I guess I could use my blog as a place to post my grievances about losing a very important and special person in my life a year ago today. I guess I could use my blog to post my feelings and thoughts about it. I guess I could use my blog to gain condolences...
But I won't. Yes, it's been a year since my grandma passed away. Yes, it's been a very very difficult year (one of three deaths in one summer, but hers, obviously, being the closest to my heart). Yes, at times I've felt lost and not in the right place at the right time or with the right decision. No, I'm not trying to be all stoic and cold, so please don't think that. But, yes, I have learned a lot in this past year about her, about me, about my family and about the people around us.
It's still hard to travel to Alabama and not be able to see her. And it's still hard for me not to walk up to her and get a hug with a smile. It hurts that I can't just lay down next to her on the couch, put my head in her lap, even if she's in the middle of a conversation, and have her play with my hair. It's hard as hell to not be able to ask her advice on what to do with a bunch of 5 year olds!
But, you see, all of those things are things that are hurting me. I've been grieving for me and my loss, not taking into account that she is no longer feeling the unexplained chest pain or seeing Grandpa the way he is... Yea, we can say that we wanted her at our weddings, to see us graduate, to hold our kids in her arms, to teach them the same things she taught us, but she has! Grandma had taught us patience, virtue, smiles, hugs, warmth, and how to make Kraft Macaroni and Cheese. And what we can do, as her descendants, is take those special quirks she has given us, her defiant thoughts and beliefs and feelings, her love and learn more from those in our own ways with her guidance. We can try our hardest to grow up to be people she would think are awesome and special and smart and talented. We can "be" her in a different way, as long as we hold her close to our hearts.
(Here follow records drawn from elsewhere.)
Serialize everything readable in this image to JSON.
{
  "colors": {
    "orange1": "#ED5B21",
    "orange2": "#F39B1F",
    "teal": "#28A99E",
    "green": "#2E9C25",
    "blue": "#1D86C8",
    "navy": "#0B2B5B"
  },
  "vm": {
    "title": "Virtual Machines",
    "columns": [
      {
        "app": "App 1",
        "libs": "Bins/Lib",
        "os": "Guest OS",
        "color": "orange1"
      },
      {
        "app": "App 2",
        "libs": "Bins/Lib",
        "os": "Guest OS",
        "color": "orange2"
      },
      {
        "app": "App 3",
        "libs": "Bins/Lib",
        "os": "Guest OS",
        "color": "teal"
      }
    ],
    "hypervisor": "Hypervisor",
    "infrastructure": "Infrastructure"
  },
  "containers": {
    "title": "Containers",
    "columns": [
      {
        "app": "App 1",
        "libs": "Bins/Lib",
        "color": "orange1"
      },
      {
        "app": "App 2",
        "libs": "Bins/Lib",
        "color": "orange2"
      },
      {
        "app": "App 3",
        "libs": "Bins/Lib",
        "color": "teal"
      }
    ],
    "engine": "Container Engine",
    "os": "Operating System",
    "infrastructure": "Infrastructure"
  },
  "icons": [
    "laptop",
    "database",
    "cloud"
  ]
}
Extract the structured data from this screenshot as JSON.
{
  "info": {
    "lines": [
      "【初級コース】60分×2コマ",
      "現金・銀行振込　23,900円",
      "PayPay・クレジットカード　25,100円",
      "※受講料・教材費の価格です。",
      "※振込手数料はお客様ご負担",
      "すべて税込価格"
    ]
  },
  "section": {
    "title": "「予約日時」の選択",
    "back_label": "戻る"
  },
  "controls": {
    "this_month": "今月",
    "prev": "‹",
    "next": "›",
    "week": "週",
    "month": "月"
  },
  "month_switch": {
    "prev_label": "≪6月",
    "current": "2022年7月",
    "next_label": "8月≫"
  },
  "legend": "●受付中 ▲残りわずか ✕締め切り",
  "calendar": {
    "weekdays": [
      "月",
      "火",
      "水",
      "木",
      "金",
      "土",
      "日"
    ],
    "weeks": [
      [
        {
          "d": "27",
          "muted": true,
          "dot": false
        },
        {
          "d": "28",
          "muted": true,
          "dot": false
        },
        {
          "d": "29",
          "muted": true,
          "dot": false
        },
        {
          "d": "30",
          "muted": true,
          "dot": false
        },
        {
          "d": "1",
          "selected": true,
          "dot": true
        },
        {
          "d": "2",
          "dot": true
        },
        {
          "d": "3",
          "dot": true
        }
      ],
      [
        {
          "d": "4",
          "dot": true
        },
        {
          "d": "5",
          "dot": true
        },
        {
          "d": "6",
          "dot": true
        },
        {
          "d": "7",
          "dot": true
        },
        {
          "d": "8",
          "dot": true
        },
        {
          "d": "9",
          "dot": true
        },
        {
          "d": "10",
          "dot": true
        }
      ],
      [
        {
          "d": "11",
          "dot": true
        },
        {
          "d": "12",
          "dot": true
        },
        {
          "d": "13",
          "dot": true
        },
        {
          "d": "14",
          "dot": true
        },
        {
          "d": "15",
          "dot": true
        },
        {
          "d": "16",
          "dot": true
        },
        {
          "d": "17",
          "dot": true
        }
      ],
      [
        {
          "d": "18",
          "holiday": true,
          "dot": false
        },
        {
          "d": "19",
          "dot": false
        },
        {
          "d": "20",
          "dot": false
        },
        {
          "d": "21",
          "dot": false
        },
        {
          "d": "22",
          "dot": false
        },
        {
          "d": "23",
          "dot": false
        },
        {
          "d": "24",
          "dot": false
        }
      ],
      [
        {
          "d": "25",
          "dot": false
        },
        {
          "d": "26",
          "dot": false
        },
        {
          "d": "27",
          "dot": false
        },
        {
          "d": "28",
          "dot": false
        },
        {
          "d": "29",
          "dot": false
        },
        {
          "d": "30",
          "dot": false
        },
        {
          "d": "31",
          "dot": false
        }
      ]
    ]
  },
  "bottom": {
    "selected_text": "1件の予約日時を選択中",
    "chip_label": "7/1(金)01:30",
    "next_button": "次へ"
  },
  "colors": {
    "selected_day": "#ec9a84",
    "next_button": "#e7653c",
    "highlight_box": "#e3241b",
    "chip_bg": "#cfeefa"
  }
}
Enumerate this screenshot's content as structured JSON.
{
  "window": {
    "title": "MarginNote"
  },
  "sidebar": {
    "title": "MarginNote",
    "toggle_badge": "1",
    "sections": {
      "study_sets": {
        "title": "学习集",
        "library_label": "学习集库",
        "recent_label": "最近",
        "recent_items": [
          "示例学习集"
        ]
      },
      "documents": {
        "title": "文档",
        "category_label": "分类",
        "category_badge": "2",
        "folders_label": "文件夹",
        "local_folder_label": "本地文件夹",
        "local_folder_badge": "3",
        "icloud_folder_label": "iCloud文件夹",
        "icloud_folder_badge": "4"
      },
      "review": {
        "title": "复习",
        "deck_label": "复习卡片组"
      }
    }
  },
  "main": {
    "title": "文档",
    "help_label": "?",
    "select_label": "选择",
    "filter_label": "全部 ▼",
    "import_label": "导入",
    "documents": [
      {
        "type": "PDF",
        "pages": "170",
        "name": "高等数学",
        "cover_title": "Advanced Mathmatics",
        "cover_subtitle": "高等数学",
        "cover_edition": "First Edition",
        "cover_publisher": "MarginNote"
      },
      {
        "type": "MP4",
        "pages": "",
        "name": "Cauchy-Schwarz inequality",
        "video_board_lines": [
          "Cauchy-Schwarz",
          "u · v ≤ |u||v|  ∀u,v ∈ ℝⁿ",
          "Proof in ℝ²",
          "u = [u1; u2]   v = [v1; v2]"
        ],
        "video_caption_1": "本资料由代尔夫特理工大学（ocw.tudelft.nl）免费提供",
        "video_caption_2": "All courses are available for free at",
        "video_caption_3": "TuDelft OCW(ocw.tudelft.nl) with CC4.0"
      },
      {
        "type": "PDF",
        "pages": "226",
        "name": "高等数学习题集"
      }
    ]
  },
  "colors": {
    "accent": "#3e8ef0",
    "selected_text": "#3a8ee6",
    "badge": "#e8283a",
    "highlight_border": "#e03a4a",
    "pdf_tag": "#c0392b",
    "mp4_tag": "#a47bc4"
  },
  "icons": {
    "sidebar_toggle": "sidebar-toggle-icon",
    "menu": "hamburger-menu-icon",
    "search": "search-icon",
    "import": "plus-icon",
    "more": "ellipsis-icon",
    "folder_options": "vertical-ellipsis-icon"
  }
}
I can't say I will no longer grieve for my loss, because then that would be a lie. But I can say that I will remember her patience and love and understanding and I will try my hardest to implement those learned things into my own life so people can look up to me the way so many people looked up to her and learned from her, so people can love me the way she was, and still is, dearly loved.
So, with that, I love you, Grandma. You will never leave my thoughts. Your great smile, laugh, hugs, and cute clothes will forever be with me.